Kirill Azovtsev: A couple of thoughts. Number one is think really hard before you getting into this industry. It kind of has this glamorous look on the outside, but at the end of the day it’s a pretty hard, very competitive business. And I think New York City is the most competitive space that you can be in. So learning the market, understanding the buildings. And what I mean by that is understanding building shapes, what lobbies look like, who were the major tenants, who were the owners, who were the previous owners. Kind of debt structure is on the building. How is the building being financed, how is the building is going to be financed in the future. So learning everything about the market because most of the younger folks that start in our business, they’re kind of just thrown into deals and working on them and running surveys and putting some presentations together and doing some research. That’s all good and that will happen.
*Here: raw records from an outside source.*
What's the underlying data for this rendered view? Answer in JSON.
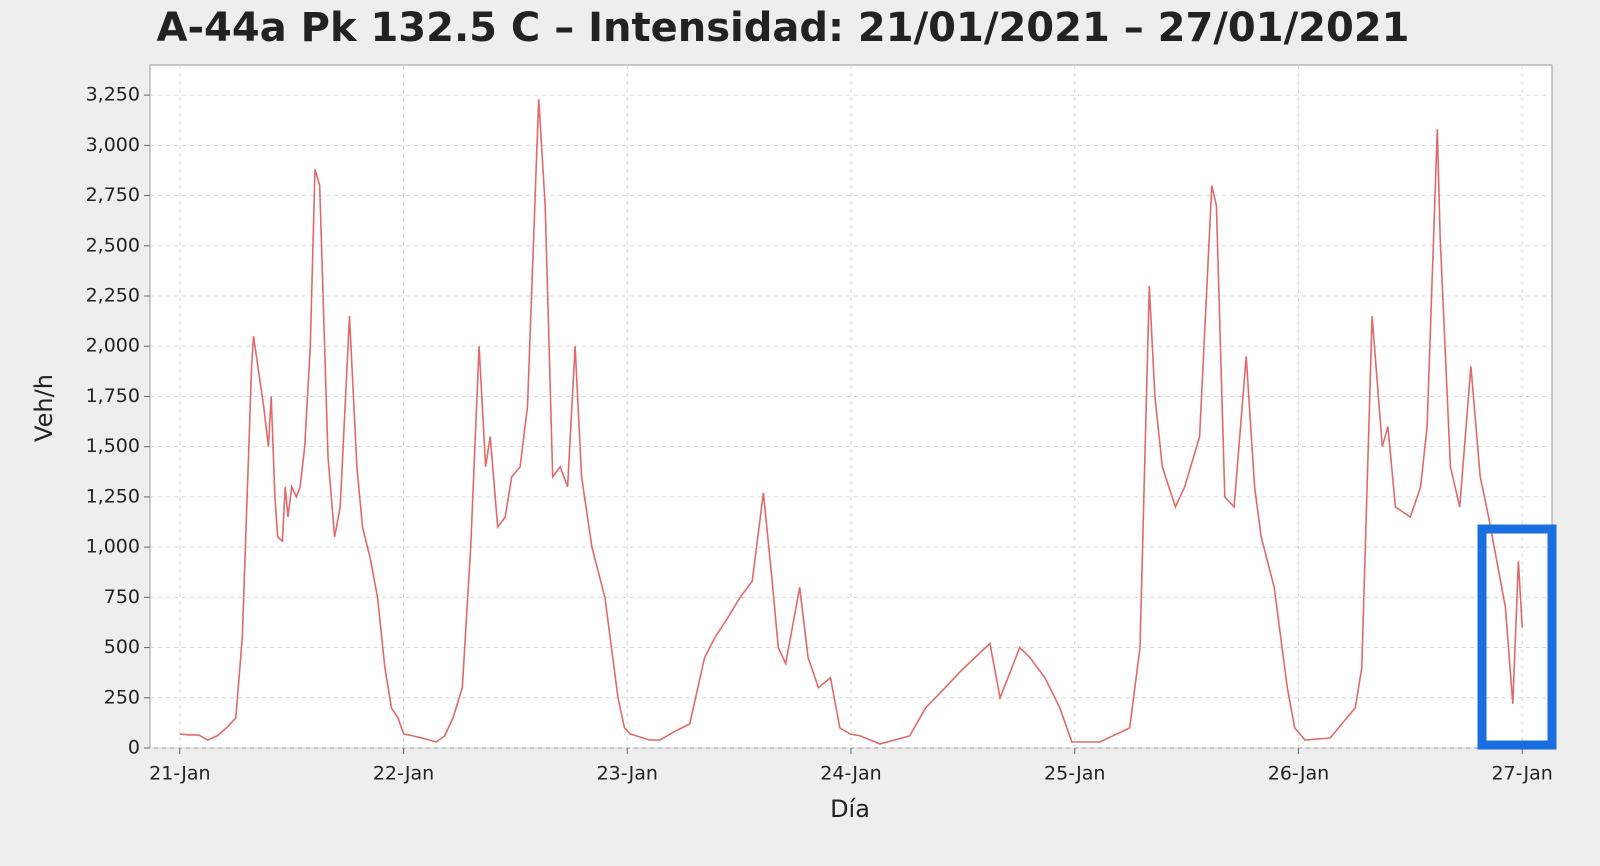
{
  "chart_data": {
    "type": "line",
    "title": "A-44a Pk 132.5 C – Intensidad: 21/01/2021 – 27/01/2021",
    "x_label": "Día",
    "y_label": "Veh/h",
    "color": "#e06a6a",
    "grid": true,
    "x": [
      0,
      1,
      2,
      3,
      4,
      5,
      6,
      6.7,
      7.7,
      7.9,
      9,
      9.5,
      9.8,
      10.2,
      10.5,
      11,
      11.3,
      11.6,
      12,
      12.5,
      12.9,
      13.4,
      14,
      14.5,
      15,
      15.9,
      16.6,
      17.2,
      18.2,
      19,
      19.6,
      20.4,
      21.2,
      22,
      22.7,
      23.4,
      24,
      25,
      26,
      27.5,
      28.4,
      29.3,
      30.3,
      31.2,
      32.1,
      32.8,
      33.3,
      34.1,
      34.9,
      35.6,
      36.5,
      37.3,
      38.5,
      39.2,
      40,
      40.8,
      41.6,
      42.4,
      43.1,
      44.2,
      45.6,
      47,
      47.7,
      48.3,
      50.4,
      51.5,
      53,
      54.7,
      56.3,
      57.4,
      58.8,
      60.1,
      61.4,
      62.6,
      63.5,
      64.2,
      65,
      66.5,
      67.4,
      68.5,
      69.8,
      70.8,
      71.9,
      73,
      75.1,
      78.3,
      80,
      82.1,
      83.7,
      85.3,
      86.9,
      88,
      90.1,
      91.2,
      92.8,
      94.4,
      95.7,
      98.7,
      101.9,
      103,
      104,
      104.6,
      105.4,
      106.8,
      107.8,
      109.4,
      110.7,
      111.2,
      112.1,
      113.1,
      114.4,
      115.3,
      116,
      117.4,
      118.8,
      119.6,
      120.7,
      123.4,
      126.1,
      126.8,
      127.9,
      129,
      129.6,
      130.4,
      132,
      133.1,
      133.8,
      134.9,
      135.2,
      136.3,
      137.3,
      138.5,
      139.5,
      140.4,
      141.2,
      142.2,
      143,
      143.6,
      144
    ],
    "values": [
      70,
      65,
      65,
      40,
      60,
      100,
      150,
      550,
      1900,
      2050,
      1700,
      1500,
      1750,
      1250,
      1050,
      1030,
      1300,
      1150,
      1300,
      1250,
      1300,
      1500,
      2000,
      2880,
      2800,
      1450,
      1050,
      1200,
      2150,
      1400,
      1100,
      950,
      750,
      400,
      200,
      150,
      70,
      60,
      50,
      30,
      60,
      150,
      300,
      1000,
      2000,
      1400,
      1550,
      1100,
      1150,
      1350,
      1400,
      1700,
      3230,
      2700,
      1350,
      1400,
      1300,
      2000,
      1350,
      1000,
      750,
      250,
      100,
      70,
      40,
      40,
      80,
      120,
      450,
      550,
      650,
      750,
      830,
      1270,
      850,
      500,
      420,
      800,
      450,
      300,
      350,
      100,
      70,
      60,
      20,
      60,
      200,
      300,
      380,
      450,
      520,
      250,
      500,
      450,
      350,
      200,
      30,
      30,
      100,
      500,
      2300,
      1750,
      1400,
      1200,
      1300,
      1550,
      2800,
      2700,
      1250,
      1200,
      1950,
      1300,
      1050,
      800,
      300,
      100,
      40,
      50,
      200,
      400,
      2150,
      1500,
      1600,
      1200,
      1150,
      1300,
      1600,
      3080,
      2550,
      1400,
      1200,
      1900,
      1350,
      1150,
      950,
      700,
      220,
      930,
      600
    ],
    "xlim": [
      -3.2,
      147.2
    ],
    "ylim": [
      0,
      3400
    ],
    "xticks": [
      {
        "value": 0,
        "label": "21-Jan"
      },
      {
        "value": 24,
        "label": "22-Jan"
      },
      {
        "value": 48,
        "label": "23-Jan"
      },
      {
        "value": 72,
        "label": "24-Jan"
      },
      {
        "value": 96,
        "label": "25-Jan"
      },
      {
        "value": 120,
        "label": "26-Jan"
      },
      {
        "value": 144,
        "label": "27-Jan"
      }
    ],
    "yticks": [
      0,
      250,
      500,
      750,
      {
        "value": 1000,
        "label": "1,000"
      },
      {
        "value": 1250,
        "label": "1,250"
      },
      {
        "value": 1500,
        "label": "1,500"
      },
      {
        "value": 1750,
        "label": "1,750"
      },
      {
        "value": 2000,
        "label": "2,000"
      },
      {
        "value": 2250,
        "label": "2,250"
      },
      {
        "value": 2500,
        "label": "2,500"
      },
      {
        "value": 2750,
        "label": "2,750"
      },
      {
        "value": 3000,
        "label": "3,000"
      },
      {
        "value": 3250,
        "label": "3,250"
      }
    ]
  }
}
But I think what I’m seeing a lot is that the actual knowledge of the real estate is not being looked at as well as it could be.
So first advice would be to learn everything about the real estate market. And it doesn’t have to be every single building, but it has to be the major buildings that someone could point to and say what is that building? And you should be able to answer? And you should be able to know what, or at least have a high level story about the building. Starting with Midtown. The second one is that I would totally focus on the business development side of the business. Making cold calls, doing cold outreach, just trying to generate opportunities. I think, again, a lot of folks, younger folks start in the business and they think, you know. I am going to be brought into the deals and I’m going to be working on deals and or, the opportunities are going to flow in. It’s not the case. Well, at least wasn’t the case for me. And developing business always puts you in a beneficial position as you grow in your career, right? Because you always have value to add. You always have something to bring to the table, which is the most important thing. And the more you could do that, the more success and quicker success you’re going to have. And the third thing would be that, is if you want to be in this business and you like the real estate side of things, you also have to get a little patient. It’s very different from other businesses, in my opinion, is that it’s gonna take you three years to ramp up and everybody kind of starts and says, I know it’s three years, but I’ll ramp up in a year, or I’ll ramp up in two years. And it always seems like it’s possible on paper, but at the end of the day, really to try to turn the corner, it it’s three years.
So have to be patient and almost, have a second job or have another way of working, maybe it’s working at a restaurant and really kind of rolling up your sleeves and meeting people that way. But having something, some mechanism where you can make some extra money on the side, but also be networking with people and meeting people and even though they’re young people that you may be meeting still those folks will grow up one day and become your friends and relationships in the future. So those would be my top three.
Hal Coopersmith: That is a wonderful note to end things on, Kirill Azovtsev thank you for being a part of Broker’s Angle.
Kirill Azovtsev: Appreciate your time. Thanks so much Hal.